Tel est le sens de la présente proposition de loi.
Son article 1 er abroge les dispositions du code de la Sécurité sociale prévoyant les franchises médicales et participations forfaitaires et modifie par coordination plusieurs dispositions du même code.
Ses articles 2 et 3 compensent les conséquences financières de la suppression des franchises sur les organismes de sécurité sociale par un relèvement de la contribution additionnelle à la contribution sociale de solidarité sur les sociétés.
Son article 4 prévoit une entrée en vigueur au 1 er janvier 2016. PROPOSITION DE LOI
Article 1 er
I. - Le code de la sécurité sociale est ainsi modifié :
1° Les II et III de l'article L. 322-2 sont supprimés ;
2° L'article L. 322-4 est abrogé ;
3° À la première phrase du I de l'article L. 325-1, les mots : « à l'exception de celles mentionnées aux II et III de cet article » sont supprimés ;
4° Le second alinéa de l'article L. 432-1 est supprimé ;
5° Le premier alinéa de l'article L. 711-7 est supprimé.

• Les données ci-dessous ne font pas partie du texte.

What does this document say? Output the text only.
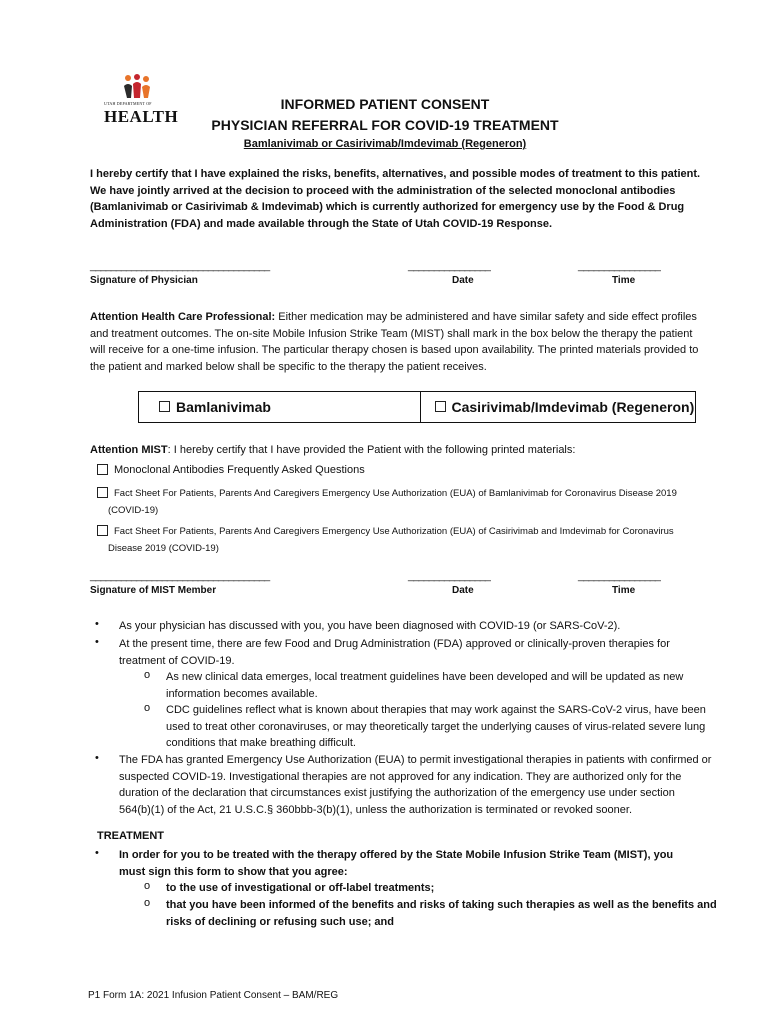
UTAH DEPARTMENT OF
HEALTH
INFORMED PATIENT CONSENT
PHYSICIAN REFERRAL FOR COVID-19 TREATMENT
Bamlanivimab or Casirivimab/Imdevimab (Regeneron)
I hereby certify that I have explained the risks, benefits, alternatives, and possible modes of treatment to this patient.
We have jointly arrived at the decision to proceed with the administration of the selected monoclonal antibodies
(Bamlanivimab or Casirivimab & Imdevimab) which is currently authorized for emergency use by the Food & Drug
Administration (FDA) and made available through the State of Utah COVID-19 Response.
___________________________________	________________	________________
Signature of Physician	Date	Time
Attention Health Care Professional: Either medication may be administered and have similar safety and side effect profiles
and treatment outcomes. The on-site Mobile Infusion Strike Team (MIST) shall mark in the box below the therapy the patient
will receive for a one-time infusion. The particular therapy chosen is based upon availability. The printed materials provided to
the patient and marked below shall be specific to the therapy the patient receives.
Bamlanivimab	Casirivimab/Imdevimab (Regeneron)
Attention MIST: I hereby certify that I have provided the Patient with the following printed materials:
Monoclonal Antibodies Frequently Asked Questions
Fact Sheet For Patients, Parents And Caregivers Emergency Use Authorization (EUA) of Bamlanivimab for Coronavirus Disease 2019
(COVID-19)
Fact Sheet For Patients, Parents And Caregivers Emergency Use Authorization (EUA) of Casirivimab and Imdevimab for Coronavirus
Disease 2019 (COVID-19)
___________________________________	________________	________________
Signature of MIST Member	Date	Time
• As your physician has discussed with you, you have been diagnosed with COVID-19 (or SARS-CoV-2).
• At the present time, there are few Food and Drug Administration (FDA) approved or clinically-proven therapies for
treatment of COVID-19.
o As new clinical data emerges, local treatment guidelines have been developed and will be updated as new
information becomes available.
o CDC guidelines reflect what is known about therapies that may work against the SARS-CoV-2 virus, have been
used to treat other coronaviruses, or may theoretically target the underlying causes of virus-related severe lung
conditions that make breathing difficult.
• The FDA has granted Emergency Use Authorization (EUA) to permit investigational therapies in patients with confirmed or
suspected COVID-19. Investigational therapies are not approved for any indication. They are authorized only for the
duration of the declaration that circumstances exist justifying the authorization of the emergency use under section
564(b)(1) of the Act, 21 U.S.C.§ 360bbb-3(b)(1), unless the authorization is terminated or revoked sooner.
TREATMENT
• In order for you to be treated with the therapy offered by the State Mobile Infusion Strike Team (MIST), you
must sign this form to show that you agree:
o to the use of investigational or off-label treatments;
o that you have been informed of the benefits and risks of taking such therapies as well as the benefits and
risks of declining or refusing such use; and
P1 Form 1A: 2021 Infusion Patient Consent – BAM/REG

II. - Le code de la sécurité sociale est ainsi modifié :
1° Au 2° de l'article L. 242-1, les mots : « à condition, lorsque ces contributions financent des garanties portant sur le remboursement ou l'indemnisation de frais occasionnés par une maladie, une maternité ou un accident, que ces garanties ne couvrent pas la participation mentionnée au II de l'article L.322-2 ou la franchise annuelle prévue au III du même article » sont supprimés ;
2° L'article L. 863-6 est abrogé ;
3° Au premier alinéa de l'article L. 871-1, les mots : « à la condition que les opérations d'assurance concernées ne couvrent pas la participation forfaitaire et la franchise respectivement mentionnées au II et au III de l'article L. 322-2 du présent code et qu'elles respectent les » sont remplacés par les mots : « au respect des ».
Article 2
À la deuxième phrase de l'article L. 245-13 du code de la sécurité sociale, les mots : « est de 0,03 % » sont remplacés par les mots : « ne peut excéder 0,07 % ».
Article 3
Les conséquences financières de la présente loi pour les organismes de sécurité sociale sont compensées à due concurrence par un relèvement du taux de la contribution additionnelle, prévue à l'article L. 245-13 du code de la sécurité sociale, à la contribution de solidarité à la charge des sociétés prévue à l'article L. 651-1 du même code.
Article 4
La présente loi entre en vigueur le 1 er janvier 2016.